As will be noted from the figure, it is not entirely consistent with current trees for cellular organisms, and some phylogenetically distinct classes showed intermingling in their precise 16S/18S rRNA sequences. However, the objective of this work was not to address the phylogenetic relationships between the diverse species, but instead to devise a means to detect/extract, as far as possible, a comprehensive compendium of non-human sequences in human tissue. We therefore proceeded to use this collection of 120 rRNA sequences as a route towards evaluating the true complexity of cellular lifeforms.

Databases

The RNA-seq datasets (n = ~50) used in this work are listed in Table S2.
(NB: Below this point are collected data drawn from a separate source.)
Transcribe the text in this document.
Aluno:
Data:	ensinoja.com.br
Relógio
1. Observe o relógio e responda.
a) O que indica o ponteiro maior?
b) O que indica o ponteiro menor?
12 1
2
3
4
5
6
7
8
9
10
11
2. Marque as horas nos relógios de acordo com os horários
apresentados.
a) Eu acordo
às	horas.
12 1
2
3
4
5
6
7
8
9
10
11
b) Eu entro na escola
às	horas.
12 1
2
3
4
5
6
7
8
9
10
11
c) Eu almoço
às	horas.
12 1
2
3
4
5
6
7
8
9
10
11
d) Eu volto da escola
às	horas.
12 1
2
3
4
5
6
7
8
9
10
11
Probe length and specificity

Probing for microbes in RNA-seq data has generally exploited the fact that a typical cell contains many thousands of ribosomes (Box 1), whereas housekeeping transcripts are less well represented, often by a factor of 100 or more. However, a central problem in using rRNA-based probes to detect specific microbial matches in human RNA-seq data is that many, if not the majority, of full-length sequence probes detect significant (according to conventional criteria regarding the likelihood of detection by chance) matches, albeit often partial, in human rRNA. The problem is accentuated with long probes (bacterial 16S rRNA is ~1.5 kb in length, eukaryotic 18S rRNA is ~1.9 kb in length; for comparison, bacterial 23S large subunit rRNA is ~3 kb, and eukaryotic 28S rRNA is ~5 kb in length). As probe length increases, so too does the likelihood of finding matches in human rRNA sequences as well finding chance matches in non-rRNA sequences [56]. Conversely, using short sequences (in the range of 20–30 nucleotides) for PCR or k-mer analysis risks losing specificity, even though (at high stringency) these should be unique in the human genome/transcriptome, but this does not take into account the diversity of polymorphisms in the human population, de novo mutations, and sequencing errors. Given that in silico analysis by BLAST is formally equivalent to wet-lab probing by nucleic acid hybridization, we based our design on previous calculations that a minimum probe length of 62 nt is required, at a biologically plausible/significant level of 85% identity, to detect a unique sequence in a random collection of nucleotides of the size of the human genome (ca 3 × 10e9 nt) with a likelihood of 0.1 of encountering a similar sequence by chance [56]. For simplicity, we adopted a probe length of 64 nt.

Box 1. Transcripts per microbial cell/infected host cell

Cellular microbes: ribosomal copy number depends on cell type and growth rate

Readcounts of rRNA provide an indicator of how many microbes are present, but there is no direct one-to-one relationship between rRNA readcounts and microbial cell number. The absolute abundance of ribosomes in each cell (ribosomes per cell, RBPC) depends on both growth rate and cell type/size. For bacteria such as Escherichia coli, RBPC values can be up to 70 000 during periods of rapid growth, but as low as a few thousand in poor growth conditions (http://book.bionumbers.org/how-many-ribosomes-are-in-a-cell/). In another bacterium, Sphingomonas, RBPC can be as low as 200 [57] under poor growth conditions. We assume that bacteria in human solid tissues grow very slowly, and a compromise estimate of 2000 RBPC has been adopted. The same value has been assumed for Archaea because they resemble bacteria in terms of size.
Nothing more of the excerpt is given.